I, on the other hand, find German grammar much more difficult than Russian, particulary the cases. Perhaps my knowledge of the Polish language is what makes Russian cases easier to understand, and to 'feel' them. With Germen - I never really knew, I was constantly guessing. Another thing is, I had a wholly different attitude towards both of the languages, which might matter as well.

----------


## Agnetha

Not in vain Russian is called "Великий и могучий"...) I'm Russian-speaking. When I read different questions from those who study it, I sometimes fall in thoughts: foreigners have to understand the things, Russian don't even think about!)) I wish you all a lot of luck and patience in learning Russian!
I've been learning German for about 2 years and a half.
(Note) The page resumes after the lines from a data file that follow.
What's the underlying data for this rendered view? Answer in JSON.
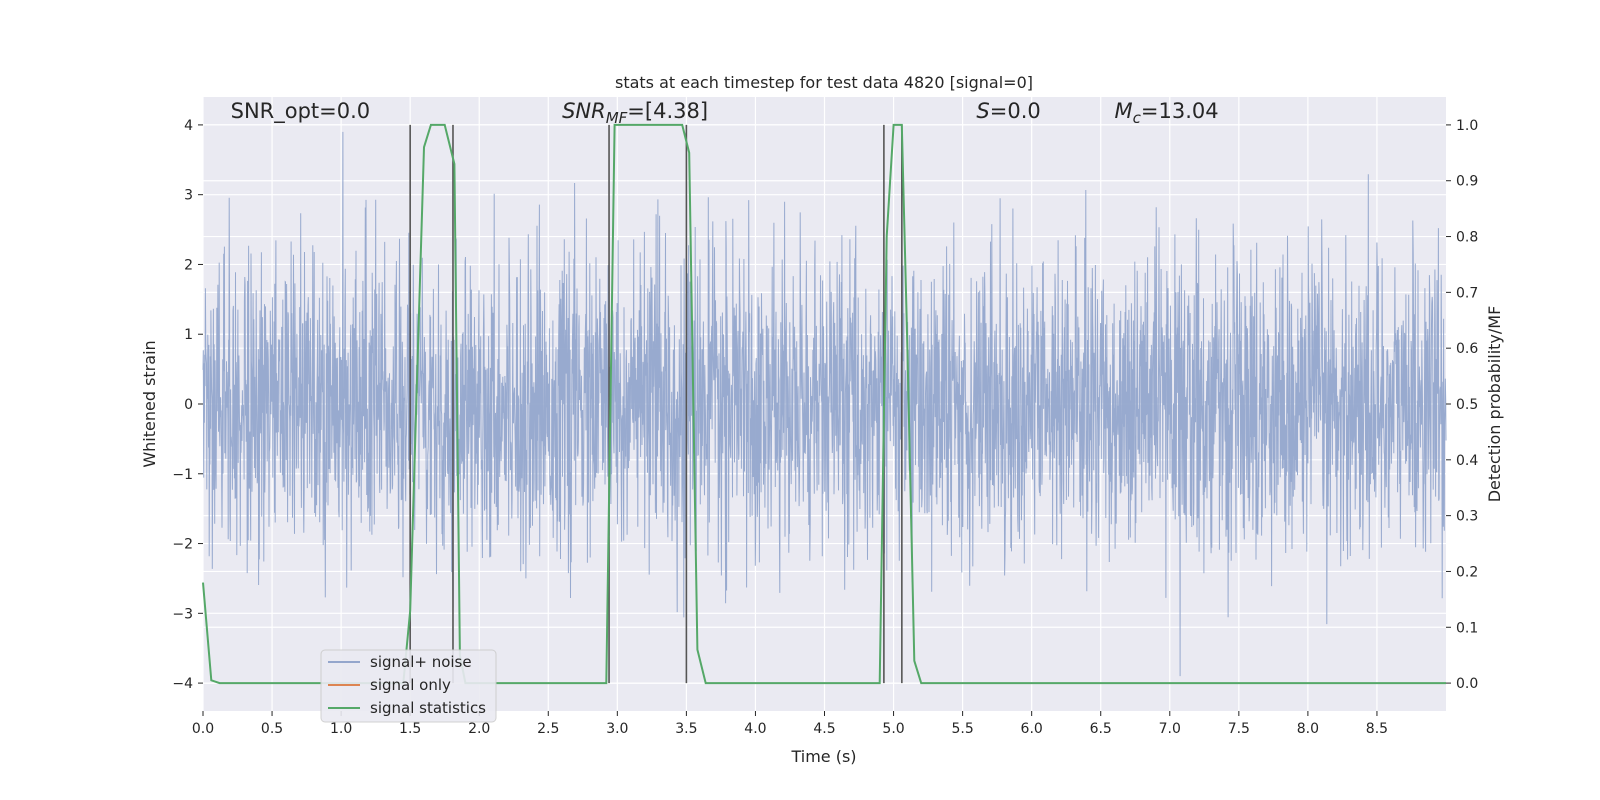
{
  "chart_data": {
    "type": "line",
    "title": "stats at each timestep for test data 4820 [signal=0]",
    "xlabel": "Time (s)",
    "ylabel": "Whitened strain",
    "y2label": "Detection probability/MF",
    "xlim": [
      0,
      9.0
    ],
    "ylim": [
      -4.4,
      4.4
    ],
    "y2lim": [
      -0.05,
      1.05
    ],
    "xticks": [
      0.0,
      0.5,
      1.0,
      1.5,
      2.0,
      2.5,
      3.0,
      3.5,
      4.0,
      4.5,
      5.0,
      5.5,
      6.0,
      6.5,
      7.0,
      7.5,
      8.0,
      8.5
    ],
    "yticks": [
      -4,
      -3,
      -2,
      -1,
      0,
      1,
      2,
      3,
      4
    ],
    "y2ticks": [
      0.0,
      0.1,
      0.2,
      0.3,
      0.4,
      0.5,
      0.6,
      0.7,
      0.8,
      0.9,
      1.0
    ],
    "grid": true,
    "legend_position": "lower-left",
    "annotations": [
      {
        "text": "SNR_opt=0.0",
        "x": 0.2,
        "y": 4.1
      },
      {
        "text": "SNR_MF=[4.38]",
        "x": 2.6,
        "y": 4.1
      },
      {
        "text": "S=0.0",
        "x": 5.6,
        "y": 4.1
      },
      {
        "text": "M_c=13.04",
        "x": 6.6,
        "y": 4.1
      }
    ],
    "series": [
      {
        "name": "signal+ noise",
        "color": "#94a6cc",
        "kind": "noise",
        "description_range": [
          -3.9,
          3.9
        ]
      },
      {
        "name": "signal only",
        "color": "#dd8452",
        "x": [],
        "y": []
      },
      {
        "name": "signal statistics",
        "color": "#55a868",
        "axis": "right",
        "x": [
          0.0,
          0.06,
          0.12,
          1.45,
          1.5,
          1.55,
          1.6,
          1.65,
          1.75,
          1.82,
          1.86,
          1.9,
          2.5,
          2.92,
          2.98,
          3.03,
          3.47,
          3.52,
          3.58,
          3.64,
          4.9,
          4.95,
          5.0,
          5.06,
          5.1,
          5.15,
          5.2,
          5.25,
          9.0
        ],
        "y": [
          0.18,
          0.005,
          0.0,
          0.0,
          0.13,
          0.55,
          0.96,
          1.0,
          1.0,
          0.93,
          0.05,
          0.0,
          0.0,
          0.0,
          1.0,
          1.0,
          1.0,
          0.95,
          0.06,
          0.0,
          0.0,
          0.8,
          1.0,
          1.0,
          0.6,
          0.04,
          0.0,
          0.0,
          0.0
        ]
      }
    ],
    "vlines": [
      1.5,
      1.81,
      2.94,
      3.5,
      4.93,
      5.06
    ]
  }
}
Yeah, it's rather difficult too, but I believe that someday I will succeed. I'm looking forward to that day, when I speak German fluently and correctly)

----------


## bitpicker

German is my native language, but looking at the grammatical structures of German and Russian I'd be hard-pressed to say which is harder. The Russian verb system, for instance, is a lot easier than the German one. No past tense to speak of, no passive to speak of, no grammatical subjunctive (only an auxiliary verb бы) etc. German has three different past tenses and two future tenses, each with six conjugational forms and in both active and passive, and two subjunctive conjugations in addition to a subjunctive using an auxiliary verb. 
Cases may be slightly easier in German than in Russian. German articles and when to use them seem to be awfully hard for Russians, at least.  ::  Verb aspect is absent from German. Compounding (glueing words together to form new words) is practically an art form in German.  
I suppose we can call it even.  ::  
Robin  *Сообщения о выражении Lernen, lernen und nochmals lernen отрезаны в отдельную тему.* *Die Beiträge über den Ausdruck „Lernen, lernen und nochmals lernen“ wurden in ein neues Thema ausgelagert.*

----------


## sperk

Russian...no contest. I thought German was difficult until I studied Russian. Funny thing, I gave up on German but persevered with Russian.  :fool"

----------